Phillip jumped up and walked a few feet away from their bench. Marina had only met Phillip’s estranged wife once in passing at their children’s school, when they found themselves standing alone in the school parking lot several minutes too early for pickup. Marina introduced herself as the mother of Oliver, Charlotte’s friend. The woman nodded and smiled, but Marina had the strange feeling that she was looking through her, as though Marina were invisible. They exchanged e-mail addresses and the vague promise of setting up a playdate. This was at the beginning of the school year. Marina sent her two e-mails that remained unanswered. A few months later she and Phillip got to know each other, and she was relieved that a friendship with her was never forged.
Marina watched Phillip pace while he talked on the phone. His back curved suddenl
y as though a weight had been placed on his shoulders, pitching him forward. With the phone up to his ear and his other hand wrapped around his forehead, he pressed his thumb and index finger into the pressure points of his temples. “He’s a disaster,” Marina thought. “Toxic,” she could hear Una say. “Unavailable,” said Merle. “Damaged,” said Trudie. As her gaggle of married girlfriends listed the litany of his many obvious failings, Marina knew that given the chance, she would surely go to bed with him anyway.
“Okay, okay! I hear what you’re saying. And I’m sorry,” she heard Phillip say. He walked back to the bench and began gathering Charlotte’s things. “I’m just in the park with her now. I can meet you in a half hour.” Phillip’s face was red. “If we hurry, maybe fifteen, okay? I’m sorry. I . . .” He stood for a moment with the phone in his hand. It was clear to Marina that she had hung up.

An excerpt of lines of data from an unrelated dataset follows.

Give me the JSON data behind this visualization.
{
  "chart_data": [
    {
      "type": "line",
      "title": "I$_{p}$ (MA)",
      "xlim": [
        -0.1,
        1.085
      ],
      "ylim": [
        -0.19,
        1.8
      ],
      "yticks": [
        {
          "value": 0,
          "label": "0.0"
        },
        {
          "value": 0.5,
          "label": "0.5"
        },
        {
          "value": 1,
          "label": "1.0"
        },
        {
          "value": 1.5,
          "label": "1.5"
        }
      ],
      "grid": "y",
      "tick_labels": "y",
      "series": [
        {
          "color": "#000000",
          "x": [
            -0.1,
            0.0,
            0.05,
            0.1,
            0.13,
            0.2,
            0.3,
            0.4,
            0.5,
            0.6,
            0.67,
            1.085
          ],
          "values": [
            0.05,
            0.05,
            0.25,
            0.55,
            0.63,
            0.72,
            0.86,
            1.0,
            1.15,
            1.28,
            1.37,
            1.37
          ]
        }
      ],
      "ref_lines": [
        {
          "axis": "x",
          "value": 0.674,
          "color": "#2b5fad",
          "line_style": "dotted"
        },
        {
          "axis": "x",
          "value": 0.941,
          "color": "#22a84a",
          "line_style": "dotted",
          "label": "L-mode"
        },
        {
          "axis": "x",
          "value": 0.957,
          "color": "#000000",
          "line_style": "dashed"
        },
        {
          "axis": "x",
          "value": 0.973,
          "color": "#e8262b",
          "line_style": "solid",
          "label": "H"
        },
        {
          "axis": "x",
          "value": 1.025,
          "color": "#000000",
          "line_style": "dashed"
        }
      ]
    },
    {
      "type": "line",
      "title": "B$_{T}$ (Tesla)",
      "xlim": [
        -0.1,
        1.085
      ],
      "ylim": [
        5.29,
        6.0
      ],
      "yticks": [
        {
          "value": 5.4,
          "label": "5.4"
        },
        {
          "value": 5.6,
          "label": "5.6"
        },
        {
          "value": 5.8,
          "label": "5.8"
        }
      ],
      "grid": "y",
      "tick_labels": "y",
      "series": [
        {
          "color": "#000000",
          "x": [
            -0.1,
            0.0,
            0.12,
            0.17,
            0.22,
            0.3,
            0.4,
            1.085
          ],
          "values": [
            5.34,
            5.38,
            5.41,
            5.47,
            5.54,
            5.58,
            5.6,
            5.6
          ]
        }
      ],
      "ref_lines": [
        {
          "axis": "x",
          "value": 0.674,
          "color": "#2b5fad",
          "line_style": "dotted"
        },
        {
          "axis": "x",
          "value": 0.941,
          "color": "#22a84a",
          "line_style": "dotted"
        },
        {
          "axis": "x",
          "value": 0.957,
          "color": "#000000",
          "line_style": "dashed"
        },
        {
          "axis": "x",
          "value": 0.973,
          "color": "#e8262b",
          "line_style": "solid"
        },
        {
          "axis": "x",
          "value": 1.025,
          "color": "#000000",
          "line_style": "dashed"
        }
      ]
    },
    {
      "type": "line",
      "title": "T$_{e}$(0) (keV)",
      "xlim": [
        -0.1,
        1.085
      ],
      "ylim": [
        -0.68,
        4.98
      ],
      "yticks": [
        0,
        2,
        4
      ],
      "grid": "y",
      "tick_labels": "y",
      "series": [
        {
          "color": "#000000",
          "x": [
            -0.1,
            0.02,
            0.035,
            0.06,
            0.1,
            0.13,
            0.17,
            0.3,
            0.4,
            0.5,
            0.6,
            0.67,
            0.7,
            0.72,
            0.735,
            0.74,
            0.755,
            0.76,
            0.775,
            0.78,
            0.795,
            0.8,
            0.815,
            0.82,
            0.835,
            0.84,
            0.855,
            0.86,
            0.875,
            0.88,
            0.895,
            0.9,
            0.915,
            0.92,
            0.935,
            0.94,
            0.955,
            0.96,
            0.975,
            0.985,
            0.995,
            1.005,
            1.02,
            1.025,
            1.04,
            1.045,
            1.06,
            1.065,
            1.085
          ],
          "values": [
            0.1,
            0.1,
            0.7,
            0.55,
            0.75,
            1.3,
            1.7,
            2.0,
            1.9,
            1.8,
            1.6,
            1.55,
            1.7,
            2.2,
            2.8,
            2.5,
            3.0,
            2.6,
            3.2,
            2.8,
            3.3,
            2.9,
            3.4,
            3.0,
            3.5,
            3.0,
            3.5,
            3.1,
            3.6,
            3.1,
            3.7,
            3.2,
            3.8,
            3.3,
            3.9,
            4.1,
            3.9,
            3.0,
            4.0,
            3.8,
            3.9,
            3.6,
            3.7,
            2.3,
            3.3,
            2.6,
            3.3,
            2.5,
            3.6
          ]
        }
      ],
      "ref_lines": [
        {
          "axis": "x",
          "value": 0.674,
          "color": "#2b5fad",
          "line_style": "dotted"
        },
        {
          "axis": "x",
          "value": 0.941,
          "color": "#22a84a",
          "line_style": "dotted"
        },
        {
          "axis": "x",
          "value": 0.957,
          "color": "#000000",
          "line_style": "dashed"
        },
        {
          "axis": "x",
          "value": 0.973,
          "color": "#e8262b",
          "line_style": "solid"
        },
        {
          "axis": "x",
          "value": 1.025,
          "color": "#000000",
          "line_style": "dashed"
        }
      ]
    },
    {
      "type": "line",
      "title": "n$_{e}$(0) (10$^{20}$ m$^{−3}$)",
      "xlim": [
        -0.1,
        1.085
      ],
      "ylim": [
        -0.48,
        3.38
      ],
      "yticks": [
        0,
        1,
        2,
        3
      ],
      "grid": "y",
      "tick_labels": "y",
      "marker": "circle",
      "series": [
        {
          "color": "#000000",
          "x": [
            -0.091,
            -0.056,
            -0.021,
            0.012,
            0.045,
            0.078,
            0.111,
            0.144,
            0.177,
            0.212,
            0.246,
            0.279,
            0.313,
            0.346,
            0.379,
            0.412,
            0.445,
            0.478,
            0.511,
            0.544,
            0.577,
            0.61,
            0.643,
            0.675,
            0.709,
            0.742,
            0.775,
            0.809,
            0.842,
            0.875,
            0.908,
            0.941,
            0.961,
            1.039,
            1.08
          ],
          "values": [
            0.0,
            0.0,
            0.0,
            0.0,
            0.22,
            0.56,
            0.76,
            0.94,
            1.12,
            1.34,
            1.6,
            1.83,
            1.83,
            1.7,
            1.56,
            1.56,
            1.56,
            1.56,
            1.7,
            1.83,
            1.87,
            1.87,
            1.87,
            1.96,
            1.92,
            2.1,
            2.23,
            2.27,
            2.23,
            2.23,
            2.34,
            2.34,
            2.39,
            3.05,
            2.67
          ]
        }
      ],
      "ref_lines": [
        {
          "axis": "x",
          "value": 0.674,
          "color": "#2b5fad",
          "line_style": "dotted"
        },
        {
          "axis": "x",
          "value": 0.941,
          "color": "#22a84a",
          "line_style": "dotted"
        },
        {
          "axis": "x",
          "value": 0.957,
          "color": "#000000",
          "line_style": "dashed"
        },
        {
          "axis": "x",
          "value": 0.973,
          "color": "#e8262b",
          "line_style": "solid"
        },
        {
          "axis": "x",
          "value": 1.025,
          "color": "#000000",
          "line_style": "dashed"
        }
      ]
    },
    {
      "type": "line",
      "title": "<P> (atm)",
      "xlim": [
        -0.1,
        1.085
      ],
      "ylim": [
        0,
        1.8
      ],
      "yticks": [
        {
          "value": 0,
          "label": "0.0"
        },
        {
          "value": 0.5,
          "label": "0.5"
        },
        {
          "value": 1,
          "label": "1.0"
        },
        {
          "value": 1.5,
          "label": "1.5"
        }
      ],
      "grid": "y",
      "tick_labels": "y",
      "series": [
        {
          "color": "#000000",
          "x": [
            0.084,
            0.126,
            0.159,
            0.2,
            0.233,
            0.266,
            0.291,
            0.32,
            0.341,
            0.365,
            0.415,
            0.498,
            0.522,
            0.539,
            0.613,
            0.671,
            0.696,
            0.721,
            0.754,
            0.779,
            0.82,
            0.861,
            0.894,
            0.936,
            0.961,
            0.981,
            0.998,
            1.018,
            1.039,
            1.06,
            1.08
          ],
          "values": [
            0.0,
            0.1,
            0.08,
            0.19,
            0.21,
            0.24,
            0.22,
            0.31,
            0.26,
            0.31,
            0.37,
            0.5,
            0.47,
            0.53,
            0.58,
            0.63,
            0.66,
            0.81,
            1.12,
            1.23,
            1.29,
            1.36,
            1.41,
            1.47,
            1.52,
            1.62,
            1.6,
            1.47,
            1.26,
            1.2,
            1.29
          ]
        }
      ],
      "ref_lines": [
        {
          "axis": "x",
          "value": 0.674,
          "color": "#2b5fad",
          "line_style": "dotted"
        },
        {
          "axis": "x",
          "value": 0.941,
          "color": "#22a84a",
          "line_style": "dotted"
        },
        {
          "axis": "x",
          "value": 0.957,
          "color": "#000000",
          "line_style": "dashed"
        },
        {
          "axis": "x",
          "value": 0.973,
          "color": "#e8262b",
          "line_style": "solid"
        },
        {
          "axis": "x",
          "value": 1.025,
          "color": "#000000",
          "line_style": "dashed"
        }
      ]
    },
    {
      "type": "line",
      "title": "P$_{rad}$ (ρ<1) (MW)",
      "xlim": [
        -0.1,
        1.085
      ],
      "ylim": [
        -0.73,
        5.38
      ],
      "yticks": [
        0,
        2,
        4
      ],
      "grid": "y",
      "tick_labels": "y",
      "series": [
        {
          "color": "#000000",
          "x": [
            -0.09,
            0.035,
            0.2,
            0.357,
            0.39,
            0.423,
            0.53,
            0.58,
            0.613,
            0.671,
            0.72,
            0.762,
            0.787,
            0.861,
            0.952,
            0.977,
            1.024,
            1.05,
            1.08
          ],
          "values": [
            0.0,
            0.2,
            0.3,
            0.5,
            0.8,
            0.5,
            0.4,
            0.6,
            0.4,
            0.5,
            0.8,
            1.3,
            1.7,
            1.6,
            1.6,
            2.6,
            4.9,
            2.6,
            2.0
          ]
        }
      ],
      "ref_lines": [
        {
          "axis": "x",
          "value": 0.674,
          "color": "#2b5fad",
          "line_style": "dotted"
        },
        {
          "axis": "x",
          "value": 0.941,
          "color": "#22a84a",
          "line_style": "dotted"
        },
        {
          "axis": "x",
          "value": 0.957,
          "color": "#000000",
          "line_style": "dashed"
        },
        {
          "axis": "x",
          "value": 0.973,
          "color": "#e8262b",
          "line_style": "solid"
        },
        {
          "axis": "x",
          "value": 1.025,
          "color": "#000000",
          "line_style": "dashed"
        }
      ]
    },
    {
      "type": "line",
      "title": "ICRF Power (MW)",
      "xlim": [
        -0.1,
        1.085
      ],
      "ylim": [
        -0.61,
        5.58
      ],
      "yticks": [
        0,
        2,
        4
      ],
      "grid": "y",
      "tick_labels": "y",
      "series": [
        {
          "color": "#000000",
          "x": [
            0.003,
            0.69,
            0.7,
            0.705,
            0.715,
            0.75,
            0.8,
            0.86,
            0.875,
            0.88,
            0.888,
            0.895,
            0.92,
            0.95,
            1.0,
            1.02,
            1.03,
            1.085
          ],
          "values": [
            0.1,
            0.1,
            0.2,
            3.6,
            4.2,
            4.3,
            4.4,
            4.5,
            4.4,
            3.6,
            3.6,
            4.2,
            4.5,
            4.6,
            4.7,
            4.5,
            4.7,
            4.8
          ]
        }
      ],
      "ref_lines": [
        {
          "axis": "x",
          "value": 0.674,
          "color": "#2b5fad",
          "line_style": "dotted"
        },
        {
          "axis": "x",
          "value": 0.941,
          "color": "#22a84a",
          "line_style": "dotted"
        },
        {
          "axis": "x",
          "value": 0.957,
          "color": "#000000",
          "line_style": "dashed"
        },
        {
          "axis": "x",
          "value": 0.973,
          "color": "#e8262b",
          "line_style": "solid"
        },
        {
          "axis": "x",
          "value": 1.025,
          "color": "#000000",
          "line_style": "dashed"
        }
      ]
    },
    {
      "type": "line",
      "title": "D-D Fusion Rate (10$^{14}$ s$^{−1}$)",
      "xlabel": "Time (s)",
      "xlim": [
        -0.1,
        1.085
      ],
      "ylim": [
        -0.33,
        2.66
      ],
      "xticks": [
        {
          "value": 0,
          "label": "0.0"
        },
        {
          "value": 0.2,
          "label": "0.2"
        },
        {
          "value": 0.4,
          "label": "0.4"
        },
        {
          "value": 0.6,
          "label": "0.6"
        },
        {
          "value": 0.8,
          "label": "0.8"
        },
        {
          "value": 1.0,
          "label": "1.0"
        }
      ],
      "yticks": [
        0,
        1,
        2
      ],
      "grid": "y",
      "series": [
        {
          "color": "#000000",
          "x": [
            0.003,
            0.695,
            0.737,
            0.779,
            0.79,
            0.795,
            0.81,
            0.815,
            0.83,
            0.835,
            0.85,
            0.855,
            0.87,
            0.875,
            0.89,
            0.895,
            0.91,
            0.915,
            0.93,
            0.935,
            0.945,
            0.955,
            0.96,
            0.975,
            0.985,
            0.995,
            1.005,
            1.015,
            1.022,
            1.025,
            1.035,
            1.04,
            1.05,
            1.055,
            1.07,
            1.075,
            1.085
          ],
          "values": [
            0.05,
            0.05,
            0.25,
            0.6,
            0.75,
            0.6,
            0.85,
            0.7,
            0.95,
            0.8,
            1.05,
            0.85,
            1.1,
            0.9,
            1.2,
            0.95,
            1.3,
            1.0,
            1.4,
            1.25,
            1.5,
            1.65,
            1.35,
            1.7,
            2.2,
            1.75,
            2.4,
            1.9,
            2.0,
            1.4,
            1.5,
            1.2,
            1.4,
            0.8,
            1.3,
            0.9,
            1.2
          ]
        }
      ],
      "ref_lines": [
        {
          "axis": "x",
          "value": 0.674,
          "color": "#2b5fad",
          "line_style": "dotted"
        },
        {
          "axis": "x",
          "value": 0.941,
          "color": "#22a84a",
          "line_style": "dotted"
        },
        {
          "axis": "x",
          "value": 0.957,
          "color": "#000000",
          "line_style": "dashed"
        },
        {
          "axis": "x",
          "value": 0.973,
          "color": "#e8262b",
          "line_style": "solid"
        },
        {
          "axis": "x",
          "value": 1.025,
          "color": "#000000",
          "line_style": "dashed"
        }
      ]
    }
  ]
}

“Everything okay?” she asked him, knowing it wasn’t.
He grabbed Charlotte’s tote and his messenger bag.
“I’m sorry. I—”
“Hey. You don’t need to say you’re sorry to me.”
“It’s a habit,” he said.
She reached out and grabbed his wrist. She could feel his pulse race against her fingers.
“Well, you need to stop it,” she said, still holding on to him.
Phillip looked at her, clearly surprised by the touch. He snapped his head around—to find his daughter, she figured—and she dropped his hand, embarrassed by her forwardness.
“Let me be the person you don’t apologize to. That’s all I mean.”
Phillip reached out and turned up the brim of her sunhat. She looked straight into his eyes. She had never seen that color on a man. They reminded her of an old Edwardian ring that she had inherited from her grandmother—what was the stone? Tourmaline? Aquamarine? She noticed a birthmark next to his left eye and wanted to kiss it.